Clean Energy Fuels and LA Metro enter contract for Redeem fuel made from organic waste.

June 6, 2017
Kristin Smith
Conversion Technologies Organics
Clean Energy Fuels Corp., Newport Beach, California, has announced that the Los Angeles County Metropolitan Transportation Authority (Metro) has awarded Clean Energy a renewable natural gas (RNG) contract to fuel its fleet of transit buses. The deal calls for Clean Energy to provide Metro its Redeem brand of RNG, the first renewable and commercially available vehicle fuel made entirely from 100 percent organic waste.

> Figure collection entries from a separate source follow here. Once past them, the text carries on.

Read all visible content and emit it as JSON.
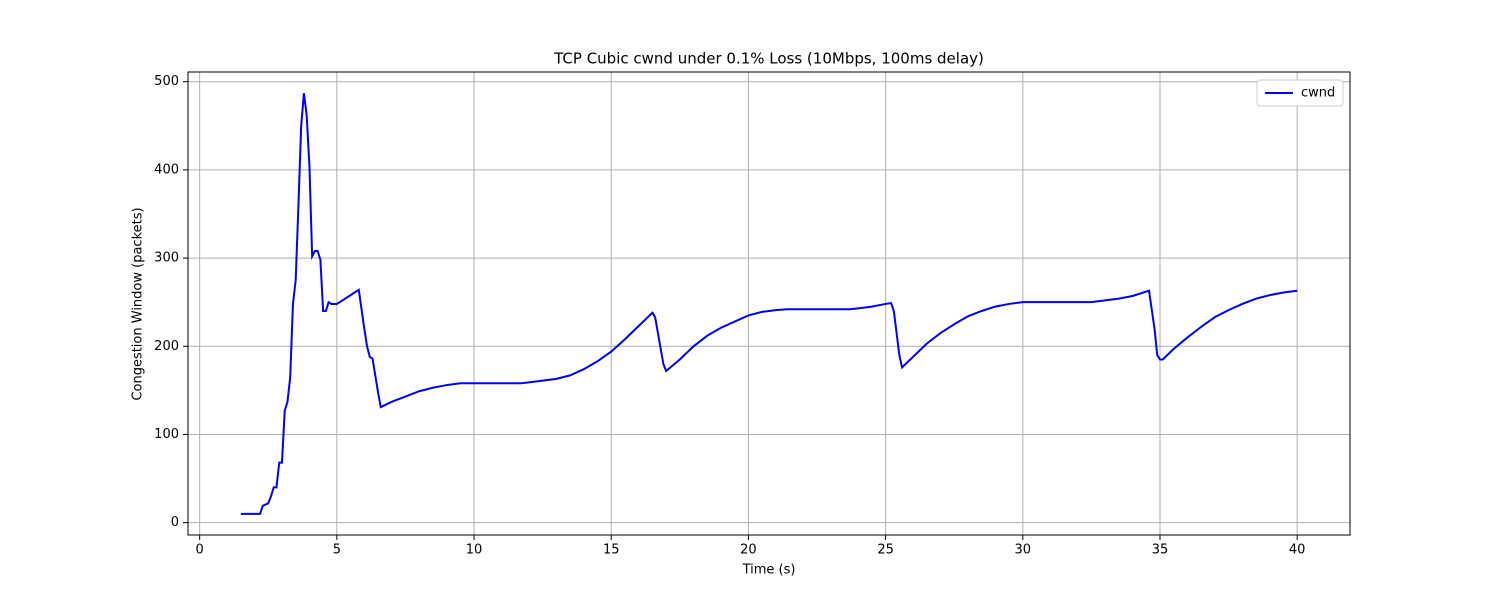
{
  "chart_data": {
    "type": "line",
    "title": "TCP Cubic cwnd under 0.1% Loss (10Mbps, 100ms delay)",
    "x_label": "Time (s)",
    "y_label": "Congestion Window (packets)",
    "x": [
      1.5,
      2.2,
      2.3,
      2.5,
      2.6,
      2.7,
      2.8,
      2.9,
      3.0,
      3.1,
      3.2,
      3.3,
      3.4,
      3.5,
      3.6,
      3.7,
      3.8,
      3.9,
      4.0,
      4.1,
      4.2,
      4.3,
      4.4,
      4.5,
      4.6,
      4.7,
      4.8,
      5.0,
      5.2,
      5.5,
      5.8,
      6.0,
      6.1,
      6.2,
      6.3,
      6.5,
      6.6,
      7,
      7.5,
      8,
      8.5,
      9,
      9.5,
      11.7,
      12,
      12.5,
      13,
      13.5,
      14,
      14.5,
      15,
      15.5,
      16,
      16.5,
      16.6,
      16.9,
      17,
      17.5,
      18,
      18.5,
      19,
      19.5,
      20,
      20.5,
      21,
      21.4,
      23.7,
      24,
      24.5,
      25,
      25.2,
      25.3,
      25.5,
      25.6,
      25.8,
      26,
      26.5,
      27,
      27.5,
      28,
      28.5,
      29,
      29.5,
      30,
      32.5,
      33,
      33.5,
      34,
      34.5,
      34.6,
      34.8,
      34.9,
      35.0,
      35.1,
      35.5,
      36,
      36.5,
      37,
      37.5,
      38,
      38.5,
      39,
      39.5,
      40
    ],
    "series": [
      {
        "name": "cwnd",
        "color": "#0000ff",
        "values": [
          10,
          10,
          19,
          22,
          30,
          40,
          40,
          68,
          68,
          127,
          137,
          165,
          248,
          275,
          360,
          450,
          487,
          462,
          405,
          302,
          308,
          308,
          298,
          240,
          240,
          250,
          248,
          248,
          252,
          258,
          264,
          220,
          200,
          188,
          186,
          148,
          131,
          137,
          143,
          149,
          153,
          156,
          158,
          158,
          159,
          161,
          163,
          167,
          174,
          183,
          194,
          208,
          223,
          238,
          233,
          180,
          172,
          185,
          200,
          212,
          221,
          228,
          235,
          239,
          241,
          242,
          242,
          243,
          245,
          248,
          249,
          240,
          190,
          176,
          182,
          188,
          203,
          215,
          225,
          234,
          240,
          245,
          248,
          250,
          250,
          252,
          254,
          257,
          262,
          263,
          220,
          190,
          185,
          185,
          197,
          210,
          222,
          233,
          241,
          248,
          254,
          258,
          261,
          263
        ]
      }
    ],
    "xlim": [
      -0.425,
      41.925
    ],
    "ylim": [
      -14,
      511
    ],
    "xticks": [
      0,
      5,
      10,
      15,
      20,
      25,
      30,
      35,
      40
    ],
    "yticks": [
      0,
      100,
      200,
      300,
      400,
      500
    ],
    "grid": true,
    "legend": "upper right"
  }
}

The fueling contract begins with a one-year pilot where Clean Energy will provide Redeem to one of Metro’s eleven compressed natural gas stations, which are currently operated and maintained by Clean Energy. Each station provides fuel for approximately 200 CNG buses. Execution of an additional option will allow Clean Energy to provide Redeem to the entire fleet of 2,200 natural gas buses for four more years, for an anticipated 38 million gasoline gallon equivalents (GGEs) each year.

Over the five-year period, the transition to RNG will reduce Metro’s greenhouse gas (GHG) emissions by over 520,000 metric tons over the use of regular natural gas and by almost 900,000 metric tons over the use of diesel. Unrelated to the use of Redeem, Metro will begin retrofitting and replacing their buses with the new Cummins-Westport Low NOx CNG engines that reduce smog-forming NOx and GHG emissions that are 90 percent lower than the EPA NOx limit.

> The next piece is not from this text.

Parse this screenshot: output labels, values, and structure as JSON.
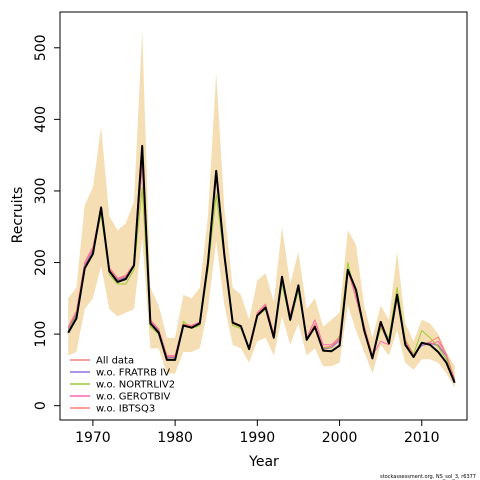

“As one of the largest transit agencies in the nation, we take our responsibility to the environment and the taxpayers very seriously,” says Cris B. Liban, Metro Executive Officer for Environment and Sustainability. “The use of RNG allows us to further exceed our environmental goals and reduce our reliance on the use of extracted fossil fuels, while ensuring the seamless transition to a cleaner, greener fleet.”

Redeem is derived from biogenic methane or biogas, which is methane that is naturally generated by the decomposition of organic waste. The methane gas is then processed, purified and sent into the interstate natural gas pipeline and transported to Clean Energy’s and its customers’ stations.

“We are continuously assessing new technologies in transportation and perform a rigorous analysis before adopting anything,” said John Drayton, Metro Director of Vehicle Technology. “In this case, transitioning to renewable natural gas along with the use of low NOx engines reduces our fleet’s NOx emissions by 90 percent, so it was an easy decision.”

“Metro is putting the needs of its customers and the people of Los Angeles County at the forefront in its decision to switch to Redeem and the latest clean engine technology,” said Tyler Henn, vice president and general manager of Clean Energy Renewables. “They have chosen an alternative that will make significant strides in cleaning up the air and reducing harmful air toxins and greenhouse gases at an affordable price.”

The Los Angeles County Metropolitan Transportation Authority (Metro) is unique among the nation’s transportation agencies. Created in 1993, Metro is a multimodal transportation agency that transports about 1.3 million passengers daily on a fleet of 2,200 clean air buses and six rail lines.  The agency also oversees bus, rail, highway and other mobility-related building projects and leads transportation planning and programming for Los Angeles County.